I found some instructions for older roopieee versions, which had a toggle in the browser setup GUI to enable/disable ssh login. I can’t find this toggle anywhere in version 2022.08.1 (521) [stable].

Any hints on how to get ssh access working?

Don’t shoot the messenger, but if you need to get access to the underlying system, you’ll have to choose something else, because Harry decided to make Ropieee a true appliance experience only - no tinkering allowed any longer…

3 Likes

Ouch.

I was hoping to set up a custom process that monitors if music is playing, and then controls a relay to turn on/off my power amps. Would have been a nice to save some power these days.

Any means to get this done on my roopieee machines?

As I said, not on Ropieee of the current flavor!

Use Diet-Pi, Raspberry Pi OS, or anything else that runs on your Pi’s and hack away.

If using the official 7" display, choose Diet-Pi, install Roon bridge and extension manager from it’s menu, then install extension snapshots and web controller from within extension manager in Roon.

You could do this via the roon api.

I do it via home assistant - but this requires an extra Pi.

My amp doesn’t have a 12V trigger and I looked for a way to turn it on and off based on music playing.

I found a device that provides a 12V trigger based on the signal from a Toslink optical connection.
https://www.amazon.com/dp/B07QS89MZG
I’m able to use an unused optical output on my Pi2AES card. If you don’t have an optical output, you can use a USB port on the RPi and a USB audio to optical converter. There are many available.
https://www.amazon.com/USB-Optical-Audio-Adapter/s?k=USB+to+Optical+Audio+Adapter

Next I needed a power strip that turns on/off based on 12V trigger. This one is low cost:
https://dlidirect.com/products/iot-power-relay
It is for 120V and you’ll have to find an alternative if you need 240V.

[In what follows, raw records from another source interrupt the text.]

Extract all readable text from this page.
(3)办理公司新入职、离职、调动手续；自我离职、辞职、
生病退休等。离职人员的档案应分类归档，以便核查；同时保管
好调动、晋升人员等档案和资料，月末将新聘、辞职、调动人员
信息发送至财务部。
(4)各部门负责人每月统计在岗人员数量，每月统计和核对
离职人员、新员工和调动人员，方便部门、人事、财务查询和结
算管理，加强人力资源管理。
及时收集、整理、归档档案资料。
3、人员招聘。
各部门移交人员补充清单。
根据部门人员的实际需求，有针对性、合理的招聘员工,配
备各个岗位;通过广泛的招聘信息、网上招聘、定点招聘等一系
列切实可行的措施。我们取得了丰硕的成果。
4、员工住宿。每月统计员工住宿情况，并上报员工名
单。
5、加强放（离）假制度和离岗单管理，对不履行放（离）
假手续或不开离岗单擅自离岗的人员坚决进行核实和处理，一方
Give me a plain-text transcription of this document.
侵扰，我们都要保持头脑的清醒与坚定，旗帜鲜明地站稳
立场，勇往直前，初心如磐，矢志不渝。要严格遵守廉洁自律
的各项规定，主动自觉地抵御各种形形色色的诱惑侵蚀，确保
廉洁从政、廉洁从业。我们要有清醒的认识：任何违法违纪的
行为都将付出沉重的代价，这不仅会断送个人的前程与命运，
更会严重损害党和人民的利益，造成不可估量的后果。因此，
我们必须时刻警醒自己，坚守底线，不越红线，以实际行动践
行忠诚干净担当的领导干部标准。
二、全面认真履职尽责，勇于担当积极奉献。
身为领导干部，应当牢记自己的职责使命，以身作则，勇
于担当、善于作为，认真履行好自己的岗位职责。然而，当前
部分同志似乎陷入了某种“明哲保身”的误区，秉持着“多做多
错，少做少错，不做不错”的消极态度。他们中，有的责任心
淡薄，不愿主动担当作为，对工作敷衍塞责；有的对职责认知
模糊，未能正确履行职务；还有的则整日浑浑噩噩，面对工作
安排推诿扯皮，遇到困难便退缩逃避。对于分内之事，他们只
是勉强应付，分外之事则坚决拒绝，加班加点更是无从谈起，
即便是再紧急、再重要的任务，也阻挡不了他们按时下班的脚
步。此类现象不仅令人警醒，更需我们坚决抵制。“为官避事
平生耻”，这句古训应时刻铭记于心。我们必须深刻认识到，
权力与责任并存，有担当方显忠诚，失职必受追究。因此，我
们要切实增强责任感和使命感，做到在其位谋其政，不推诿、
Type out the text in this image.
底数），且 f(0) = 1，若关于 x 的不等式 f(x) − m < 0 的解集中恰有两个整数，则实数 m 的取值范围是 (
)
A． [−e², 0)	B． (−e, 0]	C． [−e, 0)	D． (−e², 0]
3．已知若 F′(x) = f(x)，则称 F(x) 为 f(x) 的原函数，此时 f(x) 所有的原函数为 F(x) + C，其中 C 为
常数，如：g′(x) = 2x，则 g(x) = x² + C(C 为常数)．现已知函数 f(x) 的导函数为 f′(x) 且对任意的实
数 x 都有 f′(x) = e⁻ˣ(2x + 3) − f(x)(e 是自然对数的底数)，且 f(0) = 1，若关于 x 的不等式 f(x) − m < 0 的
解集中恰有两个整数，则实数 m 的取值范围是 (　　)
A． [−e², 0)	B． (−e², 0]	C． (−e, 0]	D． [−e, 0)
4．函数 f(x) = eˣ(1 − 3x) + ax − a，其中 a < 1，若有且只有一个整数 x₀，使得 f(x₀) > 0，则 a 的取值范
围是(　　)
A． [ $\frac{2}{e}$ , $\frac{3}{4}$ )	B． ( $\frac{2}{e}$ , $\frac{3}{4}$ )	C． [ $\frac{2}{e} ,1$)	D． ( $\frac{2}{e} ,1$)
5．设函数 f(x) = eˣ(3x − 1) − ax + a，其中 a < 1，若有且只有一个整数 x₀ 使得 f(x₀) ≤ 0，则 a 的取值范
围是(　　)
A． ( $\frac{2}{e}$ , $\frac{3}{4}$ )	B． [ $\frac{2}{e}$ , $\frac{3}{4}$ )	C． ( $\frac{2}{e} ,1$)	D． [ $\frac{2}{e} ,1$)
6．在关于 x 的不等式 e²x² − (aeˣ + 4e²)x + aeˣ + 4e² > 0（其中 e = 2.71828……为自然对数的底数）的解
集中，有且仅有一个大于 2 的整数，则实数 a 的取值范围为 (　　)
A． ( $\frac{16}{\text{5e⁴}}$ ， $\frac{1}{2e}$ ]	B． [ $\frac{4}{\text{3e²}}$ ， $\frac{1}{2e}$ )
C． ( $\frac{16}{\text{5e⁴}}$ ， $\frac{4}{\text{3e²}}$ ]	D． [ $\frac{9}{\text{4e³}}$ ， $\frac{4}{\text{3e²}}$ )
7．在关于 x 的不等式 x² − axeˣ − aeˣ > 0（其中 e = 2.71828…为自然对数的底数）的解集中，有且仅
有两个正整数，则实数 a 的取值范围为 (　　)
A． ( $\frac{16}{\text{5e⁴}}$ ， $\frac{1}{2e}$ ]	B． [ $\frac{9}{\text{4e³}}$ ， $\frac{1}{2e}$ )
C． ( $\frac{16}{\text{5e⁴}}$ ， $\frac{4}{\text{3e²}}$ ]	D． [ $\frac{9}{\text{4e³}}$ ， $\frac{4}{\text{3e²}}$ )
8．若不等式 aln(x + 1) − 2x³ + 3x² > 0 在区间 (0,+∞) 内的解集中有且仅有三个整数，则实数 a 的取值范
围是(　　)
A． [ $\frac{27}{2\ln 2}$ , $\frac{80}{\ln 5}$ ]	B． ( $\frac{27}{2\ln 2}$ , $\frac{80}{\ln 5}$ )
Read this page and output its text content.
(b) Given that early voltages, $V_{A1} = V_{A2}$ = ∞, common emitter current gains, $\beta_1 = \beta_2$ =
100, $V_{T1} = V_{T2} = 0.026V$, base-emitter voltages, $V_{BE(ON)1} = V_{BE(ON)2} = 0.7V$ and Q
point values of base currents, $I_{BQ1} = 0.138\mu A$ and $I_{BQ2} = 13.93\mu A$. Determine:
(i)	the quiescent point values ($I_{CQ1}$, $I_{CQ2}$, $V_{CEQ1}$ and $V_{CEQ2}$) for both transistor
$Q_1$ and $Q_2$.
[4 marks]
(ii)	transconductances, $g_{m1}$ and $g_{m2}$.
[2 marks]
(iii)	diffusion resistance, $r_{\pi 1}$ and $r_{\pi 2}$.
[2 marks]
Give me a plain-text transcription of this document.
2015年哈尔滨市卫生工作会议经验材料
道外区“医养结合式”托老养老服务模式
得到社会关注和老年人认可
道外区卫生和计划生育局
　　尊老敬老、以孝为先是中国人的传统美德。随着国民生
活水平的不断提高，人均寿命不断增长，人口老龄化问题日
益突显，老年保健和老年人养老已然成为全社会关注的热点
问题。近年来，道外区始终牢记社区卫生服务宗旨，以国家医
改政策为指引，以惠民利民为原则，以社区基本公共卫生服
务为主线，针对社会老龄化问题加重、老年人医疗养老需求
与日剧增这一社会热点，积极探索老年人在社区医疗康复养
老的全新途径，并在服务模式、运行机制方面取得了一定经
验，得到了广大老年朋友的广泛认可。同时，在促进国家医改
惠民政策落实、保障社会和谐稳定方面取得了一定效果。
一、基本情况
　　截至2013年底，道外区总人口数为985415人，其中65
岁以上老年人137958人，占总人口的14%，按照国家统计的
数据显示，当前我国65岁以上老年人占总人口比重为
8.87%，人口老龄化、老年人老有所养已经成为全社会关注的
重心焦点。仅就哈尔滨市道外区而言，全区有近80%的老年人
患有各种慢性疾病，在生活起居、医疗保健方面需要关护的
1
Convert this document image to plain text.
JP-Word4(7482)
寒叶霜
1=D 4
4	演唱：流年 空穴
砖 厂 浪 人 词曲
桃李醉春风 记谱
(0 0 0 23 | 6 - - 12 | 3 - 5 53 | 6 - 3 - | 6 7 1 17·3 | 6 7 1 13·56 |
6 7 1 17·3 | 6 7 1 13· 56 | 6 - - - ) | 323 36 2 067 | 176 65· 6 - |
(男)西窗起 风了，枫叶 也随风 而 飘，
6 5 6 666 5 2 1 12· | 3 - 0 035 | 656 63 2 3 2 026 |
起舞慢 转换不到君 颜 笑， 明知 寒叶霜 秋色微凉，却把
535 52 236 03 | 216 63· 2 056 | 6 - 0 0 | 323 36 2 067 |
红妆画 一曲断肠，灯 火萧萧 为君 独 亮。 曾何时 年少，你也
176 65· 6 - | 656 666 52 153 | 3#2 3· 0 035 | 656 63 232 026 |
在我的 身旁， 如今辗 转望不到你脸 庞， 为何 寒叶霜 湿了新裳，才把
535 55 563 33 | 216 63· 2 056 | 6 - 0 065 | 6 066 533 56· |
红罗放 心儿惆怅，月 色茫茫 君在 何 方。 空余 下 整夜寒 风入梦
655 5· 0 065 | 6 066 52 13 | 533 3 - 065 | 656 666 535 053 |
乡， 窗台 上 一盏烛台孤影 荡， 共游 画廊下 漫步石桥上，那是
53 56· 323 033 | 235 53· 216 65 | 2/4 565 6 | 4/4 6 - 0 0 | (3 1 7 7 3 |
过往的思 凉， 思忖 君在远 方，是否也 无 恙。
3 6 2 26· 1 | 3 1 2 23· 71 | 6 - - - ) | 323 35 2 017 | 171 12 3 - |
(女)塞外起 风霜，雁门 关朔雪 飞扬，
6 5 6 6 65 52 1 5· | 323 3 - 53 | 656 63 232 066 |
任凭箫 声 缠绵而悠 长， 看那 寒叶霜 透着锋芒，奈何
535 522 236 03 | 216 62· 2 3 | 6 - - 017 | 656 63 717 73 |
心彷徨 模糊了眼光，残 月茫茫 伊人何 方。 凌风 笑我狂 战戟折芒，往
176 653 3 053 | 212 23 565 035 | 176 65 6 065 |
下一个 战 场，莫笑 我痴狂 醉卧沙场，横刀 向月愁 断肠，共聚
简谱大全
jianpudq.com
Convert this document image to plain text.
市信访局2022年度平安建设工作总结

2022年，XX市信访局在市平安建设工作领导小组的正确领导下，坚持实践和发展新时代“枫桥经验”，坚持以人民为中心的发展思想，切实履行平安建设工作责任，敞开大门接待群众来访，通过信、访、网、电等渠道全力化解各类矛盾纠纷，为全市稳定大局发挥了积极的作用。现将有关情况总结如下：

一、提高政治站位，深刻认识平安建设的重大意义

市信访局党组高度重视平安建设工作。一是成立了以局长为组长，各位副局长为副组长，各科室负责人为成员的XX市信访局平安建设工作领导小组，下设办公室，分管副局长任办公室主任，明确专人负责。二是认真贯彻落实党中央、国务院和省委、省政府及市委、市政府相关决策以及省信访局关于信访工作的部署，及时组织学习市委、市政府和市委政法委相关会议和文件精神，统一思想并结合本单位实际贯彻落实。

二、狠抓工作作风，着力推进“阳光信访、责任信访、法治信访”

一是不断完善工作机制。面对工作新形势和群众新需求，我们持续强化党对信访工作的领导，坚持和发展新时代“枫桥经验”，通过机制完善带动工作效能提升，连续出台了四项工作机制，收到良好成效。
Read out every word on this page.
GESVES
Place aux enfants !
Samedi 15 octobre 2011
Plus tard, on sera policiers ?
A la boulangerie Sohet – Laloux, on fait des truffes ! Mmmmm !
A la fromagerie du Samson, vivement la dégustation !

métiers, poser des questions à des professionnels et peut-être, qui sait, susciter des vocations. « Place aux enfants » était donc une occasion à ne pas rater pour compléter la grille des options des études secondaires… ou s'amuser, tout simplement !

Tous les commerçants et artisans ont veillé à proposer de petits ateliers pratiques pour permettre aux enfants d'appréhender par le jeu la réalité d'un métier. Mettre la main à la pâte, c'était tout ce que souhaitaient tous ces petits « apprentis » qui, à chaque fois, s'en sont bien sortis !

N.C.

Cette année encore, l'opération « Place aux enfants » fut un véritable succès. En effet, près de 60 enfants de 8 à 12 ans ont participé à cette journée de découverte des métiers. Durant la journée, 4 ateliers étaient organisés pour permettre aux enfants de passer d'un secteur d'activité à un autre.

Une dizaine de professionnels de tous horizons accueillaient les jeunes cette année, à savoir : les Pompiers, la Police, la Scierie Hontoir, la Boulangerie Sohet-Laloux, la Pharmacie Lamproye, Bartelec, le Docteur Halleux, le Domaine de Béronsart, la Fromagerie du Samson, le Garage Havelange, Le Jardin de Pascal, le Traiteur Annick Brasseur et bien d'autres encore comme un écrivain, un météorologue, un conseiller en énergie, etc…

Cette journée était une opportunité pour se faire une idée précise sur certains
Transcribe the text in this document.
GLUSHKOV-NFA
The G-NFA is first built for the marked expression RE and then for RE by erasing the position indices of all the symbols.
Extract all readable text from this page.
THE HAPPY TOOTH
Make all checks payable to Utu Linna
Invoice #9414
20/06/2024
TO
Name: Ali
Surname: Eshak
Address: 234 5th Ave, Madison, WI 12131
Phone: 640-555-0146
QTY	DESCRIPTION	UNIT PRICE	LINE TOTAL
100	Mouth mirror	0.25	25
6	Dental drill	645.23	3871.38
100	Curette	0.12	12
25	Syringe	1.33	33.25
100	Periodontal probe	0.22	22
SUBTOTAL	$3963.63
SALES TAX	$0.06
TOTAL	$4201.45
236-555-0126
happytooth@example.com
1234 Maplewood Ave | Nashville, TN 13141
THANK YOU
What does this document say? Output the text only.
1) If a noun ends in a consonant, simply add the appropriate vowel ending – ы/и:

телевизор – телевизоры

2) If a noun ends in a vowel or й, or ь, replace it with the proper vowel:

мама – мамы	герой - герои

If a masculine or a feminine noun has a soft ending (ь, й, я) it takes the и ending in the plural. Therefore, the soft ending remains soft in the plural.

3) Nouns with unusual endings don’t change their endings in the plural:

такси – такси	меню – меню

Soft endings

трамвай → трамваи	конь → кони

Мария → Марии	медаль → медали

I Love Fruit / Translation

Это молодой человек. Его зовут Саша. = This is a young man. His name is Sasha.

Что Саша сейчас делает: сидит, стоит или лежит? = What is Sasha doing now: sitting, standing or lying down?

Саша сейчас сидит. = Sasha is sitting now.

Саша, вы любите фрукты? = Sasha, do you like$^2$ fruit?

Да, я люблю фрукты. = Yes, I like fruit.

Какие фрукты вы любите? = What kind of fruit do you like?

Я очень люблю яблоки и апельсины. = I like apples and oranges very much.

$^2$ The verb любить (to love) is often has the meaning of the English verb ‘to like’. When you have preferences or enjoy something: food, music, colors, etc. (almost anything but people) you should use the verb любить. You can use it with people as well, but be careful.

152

It all worked the first time I tried it! The only problem is that there is a delay at each step, If the amp is powered off and I press the play button in Roon, it takes about 3 seconds for the amp to become fully powered, and the first few seconds of the initial track may get cut off. A remedy I found (not ideal) is that after pressing play, I wait to hear the relay click in the power strip and then I immediately press pause. I wait a couple of seconds for the amp to be fully powered, slide the play position back to zero and hit play again.

Ok, I see. Using a service running directly on the RPi to monitor the audio system would have been super easy. The methods described above are either limited to Roon (I also use Spotify or AirPlay), and the Toslink method seems a bit complicated and expensive to me.

I might just use a self-contained setup using an Arduino Nano to sense the audio signal and control a solid-state relay for the mains power of the power amp.